Pour détournement de fonds : Chirac mis en examen





L’ancien président français, Jacques Chirac, a été mis en examen hier pour détournement de fonds, selon son avocat Me Jean Veil, dans le cadre de l'affaire des chargés de mission de la Ville de Paris.


 


Le Quotidien-Agences


Jacques Chirac était entendu hier matin pour la deuxième fois depuis son départ de l'Elysée par un juge, cette fois dans l'affaire du recrutement des chargés de missions de la ville de Paris, qu'il dit avoir "souhaité ou autorisé", dans une tribune publiée par Le Monde.


Depuis qu'il a quitté l'Elysée et est redevenu un justiciable ordinaire, c'est la deuxième fois en quelques mois que Chirac est entendu par un juge. Il a déjà été interrogé comme témoin assisté le 19 juillet à son bureau par le juge Alain Philibeaux dans l'affaire des emplois fictifs au profit du RPR.

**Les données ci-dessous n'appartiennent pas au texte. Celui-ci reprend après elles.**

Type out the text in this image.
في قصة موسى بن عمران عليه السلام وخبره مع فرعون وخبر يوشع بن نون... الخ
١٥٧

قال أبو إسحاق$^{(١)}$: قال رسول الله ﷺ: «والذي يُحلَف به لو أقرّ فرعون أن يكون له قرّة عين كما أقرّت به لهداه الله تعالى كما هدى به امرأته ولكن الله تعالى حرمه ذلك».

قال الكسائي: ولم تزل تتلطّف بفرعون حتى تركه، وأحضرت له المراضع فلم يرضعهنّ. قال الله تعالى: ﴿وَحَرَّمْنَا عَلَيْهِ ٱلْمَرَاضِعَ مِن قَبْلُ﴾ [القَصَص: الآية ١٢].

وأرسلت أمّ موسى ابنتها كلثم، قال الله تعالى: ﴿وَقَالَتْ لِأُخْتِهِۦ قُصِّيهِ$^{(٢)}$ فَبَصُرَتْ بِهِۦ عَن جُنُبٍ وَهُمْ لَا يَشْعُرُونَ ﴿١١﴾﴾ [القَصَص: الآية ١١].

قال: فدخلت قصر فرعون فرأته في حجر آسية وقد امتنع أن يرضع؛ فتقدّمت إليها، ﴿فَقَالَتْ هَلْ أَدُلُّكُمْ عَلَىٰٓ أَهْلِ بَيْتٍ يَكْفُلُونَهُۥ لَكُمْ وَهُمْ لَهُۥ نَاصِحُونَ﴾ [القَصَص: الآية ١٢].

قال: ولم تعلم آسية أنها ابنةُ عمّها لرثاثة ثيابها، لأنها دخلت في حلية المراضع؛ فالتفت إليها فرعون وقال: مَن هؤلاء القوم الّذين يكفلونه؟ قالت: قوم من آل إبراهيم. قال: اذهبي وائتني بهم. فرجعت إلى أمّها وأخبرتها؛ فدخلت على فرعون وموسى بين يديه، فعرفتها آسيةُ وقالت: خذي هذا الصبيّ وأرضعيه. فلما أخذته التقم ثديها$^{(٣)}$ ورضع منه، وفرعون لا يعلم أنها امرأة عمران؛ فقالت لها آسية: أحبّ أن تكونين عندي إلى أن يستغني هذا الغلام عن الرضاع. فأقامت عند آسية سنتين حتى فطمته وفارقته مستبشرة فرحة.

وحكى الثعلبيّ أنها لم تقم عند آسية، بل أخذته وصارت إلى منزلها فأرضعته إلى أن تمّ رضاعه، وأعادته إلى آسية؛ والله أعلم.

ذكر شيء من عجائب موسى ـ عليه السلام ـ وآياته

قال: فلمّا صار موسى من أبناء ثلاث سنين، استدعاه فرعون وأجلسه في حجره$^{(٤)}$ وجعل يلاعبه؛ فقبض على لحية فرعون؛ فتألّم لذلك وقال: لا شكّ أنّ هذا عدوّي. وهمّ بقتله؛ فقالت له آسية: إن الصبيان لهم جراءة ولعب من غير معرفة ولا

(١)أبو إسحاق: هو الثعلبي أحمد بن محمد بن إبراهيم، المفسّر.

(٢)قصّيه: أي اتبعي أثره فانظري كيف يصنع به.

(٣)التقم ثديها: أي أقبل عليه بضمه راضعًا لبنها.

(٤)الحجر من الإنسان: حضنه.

Dans celle des chargés de mission, certains emplois rémunérés par la mairie de Paris étaient totalement fictifs, aux contours très imprécis ou sans rapport avec la mairie, selon les enquêteurs. Parmi les bénéficiaires présumés de ces emplois se trouve un ancien préfet, soupçonné d'avoir bénéficié d'un chauffeur payé par le cabinet du maire de Paris. Selon une source proche du dossier, il s'agit du seul contrat signé de la main de  Chirac, lorsqu'il dirigeait la capitale.


Dans une tribune publiée dans Le Monde,  Chirac écrit avoir "souhaité ou autorisé", lorsqu'il était maire, les recrutements de chargés de mission car ils étaient "légitimes autant que nécessaires". Il ajoute qu'ils ont été autorisés par le conseil municipal de Paris. Il assure en outre que "jamais les moyens de la Ville de Paris n'ont été mis au service d'autres ambitions que d'agir pour les Parisiennes et Parisiens".


Dans ce dossier, vingt personnes sont soupçonnées d'avoir attribué des emplois de complaisance ou d'en avoir bénéficié au cours des années 1980 et 1990, du temps où Jacques Chirac (1977-1995) et Jean Tiberi (1995-2001) étaient maires de Paris.


Parmi eux, cinq ex-directeurs de cabinet de la mairie sont déjà mis en examen, notamment pour "détournement de fonds publics": Robert Pandraud (1983-1986), Daniel Naftalski (1986-1989), Michel Roussin (1989-1993), Rémy Chardon (1993-1995) et Bernard Bled (1995-1998). Cette affaire a également valu à Alain Juppé, ancien adjoint aux finances de la ville, d'être entendu comme témoin le 15 mai par les policiers à Nanterre.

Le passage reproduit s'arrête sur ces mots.